Additional studies are needed to confirm the results and demonstrate that patients benefit from the test; the PNAS study was based on archived tissue samples from previous biopsies. But the team now has funding from the National Institutes of Health to run the test in a set of patients about to undergo both heart and lung transplants. “Lungs may be tricky, because they can be damaged by both rejection and infection,” says Valantine. “It will be interesting to see if we can identify both.”
She also hopes the test will be able to detect rejection earlier than biopsies, which could have major benefits for patients. Treatment for organ rejection includes high doses of steroids and other drugs to suppress the immune system, leaving patients at risk for infection. “Maybe we can avoid high-dose immune suppression with early recognition and early treatment,” says Valantine. In analyzing blood samples from the first day after transplant through rejection and treatment, “we were not only able to detect a rise in donor DNA at the time of rejection, but we saw it rise before actually seeing signs of rejection on the biopsy,” she says.
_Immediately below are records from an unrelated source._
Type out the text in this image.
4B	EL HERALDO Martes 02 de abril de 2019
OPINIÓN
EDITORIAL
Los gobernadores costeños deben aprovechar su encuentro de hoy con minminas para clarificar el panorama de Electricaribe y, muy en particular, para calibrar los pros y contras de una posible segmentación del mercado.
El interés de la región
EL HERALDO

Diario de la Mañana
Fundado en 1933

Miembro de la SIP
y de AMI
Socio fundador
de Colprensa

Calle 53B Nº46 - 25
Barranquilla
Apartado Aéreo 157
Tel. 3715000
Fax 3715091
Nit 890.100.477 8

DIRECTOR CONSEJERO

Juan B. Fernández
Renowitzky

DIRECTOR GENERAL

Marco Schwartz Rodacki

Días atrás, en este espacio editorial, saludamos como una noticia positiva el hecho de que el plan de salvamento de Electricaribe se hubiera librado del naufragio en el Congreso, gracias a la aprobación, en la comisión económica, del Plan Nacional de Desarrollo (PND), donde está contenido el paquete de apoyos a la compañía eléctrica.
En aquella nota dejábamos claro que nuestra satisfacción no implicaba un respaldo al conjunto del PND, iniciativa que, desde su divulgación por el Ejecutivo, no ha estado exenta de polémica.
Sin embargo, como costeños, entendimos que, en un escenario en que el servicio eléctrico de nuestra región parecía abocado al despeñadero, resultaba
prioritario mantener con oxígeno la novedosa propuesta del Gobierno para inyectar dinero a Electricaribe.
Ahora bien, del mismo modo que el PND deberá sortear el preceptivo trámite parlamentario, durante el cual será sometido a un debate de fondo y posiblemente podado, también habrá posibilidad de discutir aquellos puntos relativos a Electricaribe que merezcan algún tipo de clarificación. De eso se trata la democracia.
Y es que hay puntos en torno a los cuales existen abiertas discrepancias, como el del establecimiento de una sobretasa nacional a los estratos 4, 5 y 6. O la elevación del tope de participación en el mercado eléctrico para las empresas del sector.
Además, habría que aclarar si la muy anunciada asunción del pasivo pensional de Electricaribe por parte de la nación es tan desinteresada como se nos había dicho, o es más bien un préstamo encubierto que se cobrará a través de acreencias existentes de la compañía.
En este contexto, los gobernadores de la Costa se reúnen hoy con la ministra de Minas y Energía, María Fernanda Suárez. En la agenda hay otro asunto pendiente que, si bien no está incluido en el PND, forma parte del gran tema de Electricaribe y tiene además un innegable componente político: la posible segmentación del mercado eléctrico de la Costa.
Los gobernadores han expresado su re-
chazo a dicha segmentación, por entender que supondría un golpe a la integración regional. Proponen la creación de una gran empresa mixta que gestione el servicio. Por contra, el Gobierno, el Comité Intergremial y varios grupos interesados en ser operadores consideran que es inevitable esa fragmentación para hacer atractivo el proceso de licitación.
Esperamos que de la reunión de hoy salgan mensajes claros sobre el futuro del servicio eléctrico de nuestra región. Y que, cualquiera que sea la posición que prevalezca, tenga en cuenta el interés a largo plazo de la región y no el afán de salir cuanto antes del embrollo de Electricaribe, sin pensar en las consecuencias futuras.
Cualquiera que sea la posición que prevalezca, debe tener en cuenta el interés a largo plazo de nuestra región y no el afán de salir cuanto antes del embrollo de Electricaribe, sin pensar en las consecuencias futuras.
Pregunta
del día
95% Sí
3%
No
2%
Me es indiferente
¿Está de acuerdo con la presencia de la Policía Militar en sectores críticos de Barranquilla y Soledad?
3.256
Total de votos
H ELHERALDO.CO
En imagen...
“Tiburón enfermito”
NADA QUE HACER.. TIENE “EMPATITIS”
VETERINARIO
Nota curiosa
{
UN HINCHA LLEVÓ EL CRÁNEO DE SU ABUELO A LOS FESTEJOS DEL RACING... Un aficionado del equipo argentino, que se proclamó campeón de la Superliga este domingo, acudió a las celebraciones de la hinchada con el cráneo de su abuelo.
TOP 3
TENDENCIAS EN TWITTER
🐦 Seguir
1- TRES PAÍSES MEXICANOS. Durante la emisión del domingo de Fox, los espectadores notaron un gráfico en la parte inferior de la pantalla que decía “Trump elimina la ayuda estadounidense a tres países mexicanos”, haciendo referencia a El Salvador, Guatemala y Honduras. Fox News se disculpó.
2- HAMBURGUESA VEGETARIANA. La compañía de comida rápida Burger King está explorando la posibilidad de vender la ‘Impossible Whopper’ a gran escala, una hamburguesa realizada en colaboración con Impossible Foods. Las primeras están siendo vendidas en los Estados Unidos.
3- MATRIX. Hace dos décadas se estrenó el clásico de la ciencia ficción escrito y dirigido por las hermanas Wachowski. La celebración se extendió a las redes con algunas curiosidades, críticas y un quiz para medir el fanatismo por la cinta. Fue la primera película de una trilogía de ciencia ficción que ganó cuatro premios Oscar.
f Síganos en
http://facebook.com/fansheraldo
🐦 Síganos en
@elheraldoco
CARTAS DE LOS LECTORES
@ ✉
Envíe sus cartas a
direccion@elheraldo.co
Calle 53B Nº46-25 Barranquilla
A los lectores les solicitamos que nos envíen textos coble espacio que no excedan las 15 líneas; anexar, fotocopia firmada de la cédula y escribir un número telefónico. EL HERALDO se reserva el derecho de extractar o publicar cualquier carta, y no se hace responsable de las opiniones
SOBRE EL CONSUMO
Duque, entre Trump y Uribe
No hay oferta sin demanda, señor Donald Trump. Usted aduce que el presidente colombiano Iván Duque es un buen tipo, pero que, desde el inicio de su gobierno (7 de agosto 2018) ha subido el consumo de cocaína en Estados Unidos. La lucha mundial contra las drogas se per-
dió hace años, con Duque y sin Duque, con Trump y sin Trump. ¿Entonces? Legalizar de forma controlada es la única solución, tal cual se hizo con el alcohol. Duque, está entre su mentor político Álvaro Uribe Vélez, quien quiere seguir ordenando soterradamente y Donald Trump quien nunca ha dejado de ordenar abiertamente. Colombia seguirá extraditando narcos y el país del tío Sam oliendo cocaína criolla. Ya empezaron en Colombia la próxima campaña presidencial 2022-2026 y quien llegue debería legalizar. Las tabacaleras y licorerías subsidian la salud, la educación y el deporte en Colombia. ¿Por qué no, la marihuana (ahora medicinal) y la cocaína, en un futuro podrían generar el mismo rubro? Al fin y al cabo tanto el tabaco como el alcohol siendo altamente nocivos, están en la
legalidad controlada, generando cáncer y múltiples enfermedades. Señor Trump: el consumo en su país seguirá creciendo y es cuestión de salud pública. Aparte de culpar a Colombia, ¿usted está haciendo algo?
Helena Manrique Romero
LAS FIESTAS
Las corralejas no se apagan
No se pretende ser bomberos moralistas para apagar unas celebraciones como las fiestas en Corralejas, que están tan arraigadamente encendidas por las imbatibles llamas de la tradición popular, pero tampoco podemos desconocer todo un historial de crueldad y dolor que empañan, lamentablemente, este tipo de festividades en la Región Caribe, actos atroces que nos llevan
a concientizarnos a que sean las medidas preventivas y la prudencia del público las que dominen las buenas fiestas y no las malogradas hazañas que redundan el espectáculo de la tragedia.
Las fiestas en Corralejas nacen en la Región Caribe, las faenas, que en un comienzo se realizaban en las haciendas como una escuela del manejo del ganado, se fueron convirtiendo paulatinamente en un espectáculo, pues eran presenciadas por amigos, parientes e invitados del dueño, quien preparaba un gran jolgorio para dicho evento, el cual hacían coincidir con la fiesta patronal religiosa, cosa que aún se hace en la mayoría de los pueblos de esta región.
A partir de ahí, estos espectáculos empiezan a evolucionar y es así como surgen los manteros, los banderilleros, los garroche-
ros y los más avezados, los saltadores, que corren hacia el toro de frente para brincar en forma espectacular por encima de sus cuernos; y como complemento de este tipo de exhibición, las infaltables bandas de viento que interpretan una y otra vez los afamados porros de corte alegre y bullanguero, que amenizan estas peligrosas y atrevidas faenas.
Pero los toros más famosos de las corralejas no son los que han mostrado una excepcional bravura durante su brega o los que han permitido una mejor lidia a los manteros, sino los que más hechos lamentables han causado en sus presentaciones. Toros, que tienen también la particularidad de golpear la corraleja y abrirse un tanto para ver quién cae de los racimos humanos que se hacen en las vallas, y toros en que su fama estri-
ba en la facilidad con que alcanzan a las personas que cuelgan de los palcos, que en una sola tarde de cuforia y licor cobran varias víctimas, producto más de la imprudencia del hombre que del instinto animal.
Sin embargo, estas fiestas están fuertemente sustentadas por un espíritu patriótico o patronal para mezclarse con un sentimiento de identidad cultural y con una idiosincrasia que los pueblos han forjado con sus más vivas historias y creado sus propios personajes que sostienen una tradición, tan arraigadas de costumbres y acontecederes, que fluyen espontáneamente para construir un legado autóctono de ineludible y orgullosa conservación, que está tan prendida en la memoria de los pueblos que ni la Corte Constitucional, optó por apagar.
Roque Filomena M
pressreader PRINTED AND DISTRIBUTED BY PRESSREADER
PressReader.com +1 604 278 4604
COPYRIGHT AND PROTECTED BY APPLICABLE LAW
Some heart transplant patients have already benefited from another type of genetic test (called Allomap) that measures expression levels in the blood of 11 genes related to the recipient’s immune response. According to a large study published in the New England Journal of Medicine, the test is highly accurate in predicting patients who are healthy and could safely forgo biopsies. But the meaning of a positive result—or highly active immune system—is less clear. These people might be rejecting the organ or have some other immune issue, and a cardiac biopsy is required to determine which. “I think there could be tremendous value of using both tests,” says Valantine. “We might be able to fully predict who is unlikely to reject and who is likely.”